Sustainability

Wolves step up sustainability efforts with One Pack, One Planet

Featured image credit: Badgernet/CC BY-SA 4.0/Edited for size

English Premier League football club Wolverhampton Wanderers has launched ‘One Pack, One Planet’, a new project featuring four key commitments to environmental sustainability.

The project was publicly launched on Saturday during Green Football Weekend as Wolves defeated Liverpool 3-0 at Molineux. Plant-based food options were available on the concourse at Molineux, with supporters receiving a 20% discount on the spicy bean roll and Bombay potato pie.

Wolves players and match officials also wore sustainable green armbands to promote Green Football Weekend and highlight the initiative. One Pack, One Planet branding also featured on the matchday programme, on pin-badges worn by staff and on LED perimeter advertising around Molineux.

As well as a commitment to be net zero by 2040, the project’s key goals focus on addressing waste, protecting the natural environment and embedding sustainability across the club.

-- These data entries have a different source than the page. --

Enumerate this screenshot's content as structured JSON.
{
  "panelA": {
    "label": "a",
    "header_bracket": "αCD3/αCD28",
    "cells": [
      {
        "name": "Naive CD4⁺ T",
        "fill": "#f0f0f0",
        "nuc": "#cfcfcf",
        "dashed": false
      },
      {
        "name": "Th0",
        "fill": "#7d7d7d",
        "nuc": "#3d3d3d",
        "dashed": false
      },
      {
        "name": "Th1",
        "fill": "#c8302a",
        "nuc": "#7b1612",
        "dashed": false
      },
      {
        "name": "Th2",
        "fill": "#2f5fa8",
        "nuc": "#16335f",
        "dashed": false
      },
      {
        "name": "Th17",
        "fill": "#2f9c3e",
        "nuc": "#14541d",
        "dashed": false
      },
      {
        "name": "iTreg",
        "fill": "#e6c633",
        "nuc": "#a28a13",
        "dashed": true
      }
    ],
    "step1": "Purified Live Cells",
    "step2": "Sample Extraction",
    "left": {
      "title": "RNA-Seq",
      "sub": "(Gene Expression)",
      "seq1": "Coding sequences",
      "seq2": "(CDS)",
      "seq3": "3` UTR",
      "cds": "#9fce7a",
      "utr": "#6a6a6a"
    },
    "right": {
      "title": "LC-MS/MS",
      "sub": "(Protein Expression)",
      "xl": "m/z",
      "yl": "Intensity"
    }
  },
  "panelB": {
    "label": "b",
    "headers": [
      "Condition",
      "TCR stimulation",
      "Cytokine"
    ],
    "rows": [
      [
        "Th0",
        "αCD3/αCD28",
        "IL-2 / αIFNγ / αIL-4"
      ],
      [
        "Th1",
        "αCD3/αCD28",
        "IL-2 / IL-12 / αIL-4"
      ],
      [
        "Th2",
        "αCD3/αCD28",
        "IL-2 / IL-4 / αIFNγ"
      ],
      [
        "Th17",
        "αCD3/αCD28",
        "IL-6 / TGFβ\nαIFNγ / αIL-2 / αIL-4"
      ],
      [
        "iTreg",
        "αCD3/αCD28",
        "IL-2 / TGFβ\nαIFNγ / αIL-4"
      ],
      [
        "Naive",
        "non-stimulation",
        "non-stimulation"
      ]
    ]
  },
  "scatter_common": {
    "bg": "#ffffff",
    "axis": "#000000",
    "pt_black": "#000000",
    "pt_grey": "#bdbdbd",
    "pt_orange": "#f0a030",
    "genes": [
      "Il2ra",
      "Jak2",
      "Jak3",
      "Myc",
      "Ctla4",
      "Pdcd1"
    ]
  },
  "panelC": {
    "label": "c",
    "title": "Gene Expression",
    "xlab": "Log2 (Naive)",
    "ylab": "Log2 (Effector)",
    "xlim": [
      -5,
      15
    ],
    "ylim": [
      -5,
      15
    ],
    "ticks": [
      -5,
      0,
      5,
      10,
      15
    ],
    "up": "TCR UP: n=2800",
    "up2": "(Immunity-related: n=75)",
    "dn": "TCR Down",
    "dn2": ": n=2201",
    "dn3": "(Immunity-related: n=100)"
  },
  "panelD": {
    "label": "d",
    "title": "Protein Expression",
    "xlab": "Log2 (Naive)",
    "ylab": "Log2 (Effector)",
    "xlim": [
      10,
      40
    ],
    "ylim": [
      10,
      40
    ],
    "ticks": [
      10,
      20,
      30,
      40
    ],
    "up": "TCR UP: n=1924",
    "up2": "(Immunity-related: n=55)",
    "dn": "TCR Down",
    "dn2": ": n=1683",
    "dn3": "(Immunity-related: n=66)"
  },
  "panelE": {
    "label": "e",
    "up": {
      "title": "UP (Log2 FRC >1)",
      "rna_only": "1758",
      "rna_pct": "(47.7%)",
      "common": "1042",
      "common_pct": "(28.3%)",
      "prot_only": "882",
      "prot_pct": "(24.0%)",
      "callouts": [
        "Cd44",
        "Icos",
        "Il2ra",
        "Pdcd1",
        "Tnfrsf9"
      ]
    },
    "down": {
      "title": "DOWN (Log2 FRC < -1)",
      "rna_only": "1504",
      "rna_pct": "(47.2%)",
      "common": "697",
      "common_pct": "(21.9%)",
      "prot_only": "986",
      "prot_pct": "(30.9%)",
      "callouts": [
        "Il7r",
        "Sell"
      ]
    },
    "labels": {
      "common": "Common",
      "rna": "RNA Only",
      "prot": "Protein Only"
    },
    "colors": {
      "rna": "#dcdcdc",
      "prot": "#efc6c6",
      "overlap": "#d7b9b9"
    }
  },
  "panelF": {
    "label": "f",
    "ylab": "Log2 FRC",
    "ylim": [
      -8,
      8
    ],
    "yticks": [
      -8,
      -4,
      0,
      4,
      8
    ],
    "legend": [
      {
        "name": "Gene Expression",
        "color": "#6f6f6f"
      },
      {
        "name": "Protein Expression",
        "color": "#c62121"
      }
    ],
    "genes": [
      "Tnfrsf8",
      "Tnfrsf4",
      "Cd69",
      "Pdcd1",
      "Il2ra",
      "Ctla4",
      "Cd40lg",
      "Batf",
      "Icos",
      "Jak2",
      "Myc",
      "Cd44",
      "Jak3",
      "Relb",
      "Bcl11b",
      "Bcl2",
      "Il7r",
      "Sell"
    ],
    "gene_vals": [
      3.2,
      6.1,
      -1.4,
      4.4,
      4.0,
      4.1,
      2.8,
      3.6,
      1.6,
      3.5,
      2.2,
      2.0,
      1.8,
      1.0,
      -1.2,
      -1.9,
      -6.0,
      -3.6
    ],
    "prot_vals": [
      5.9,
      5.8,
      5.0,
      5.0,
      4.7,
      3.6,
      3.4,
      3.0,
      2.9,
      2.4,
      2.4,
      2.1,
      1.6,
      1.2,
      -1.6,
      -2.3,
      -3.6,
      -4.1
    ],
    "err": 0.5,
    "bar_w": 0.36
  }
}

The campaign’s four headline commitments in full are: working towards becoming a net-zero football club by 2040; embracing a circular economy, minimising waste and maximising reuse; protecting the natural environment and supporting a wilder future; and embedding environmental sustainability across the club while engaging, educating and communicating around sustainability.

The project has been launched after a recent fan survey found that 85% of supporters care about environmental sustainability and climate change, with more than 80% feeling Wolves had a responsibility to reduce the club’s own environmental impact and the same number agreeing supporters had a responsibility to make more sustainable choices. More than 1,000 Wolves fans took part in the survey.

Wolves will establish a fan focus on sustainability and the environment and consider supporters’ views, feedback and suggestions.

The club is 100% supplied by renewable electricity and has already begun putting other practices into action, such as extensive LED lighting replacements across Molineux. The club’s catering partnership with Levy UK has also ensured vegan food options are available on concourses, and reusable drinks cups have been trialled.

Wolves also partnered with Reconomy Group, a global tech-led provider of circular economy-focused services, which became a sustainability partner ahead of the 2022-23 season.

One Pack, One Planet is a culmination of a year-long partnership with Football For Future, which has delivered a range of sustainable activity at the club and introduced a training workshop for senior management. FFF also helped Wolves develop a club-wide environmental sustainability strategy, underpinned by departmental action plans.

Steve Sutton, Wolves’ facilities, safety and security director, said: “We know there is still much work to do, but we’re proud to lay out our environmental sustainability commitments today in One Pack, One Planet. We hope that, in working towards the four goals pledged here, Wolves can become leaders in football’s transition to global net zero.”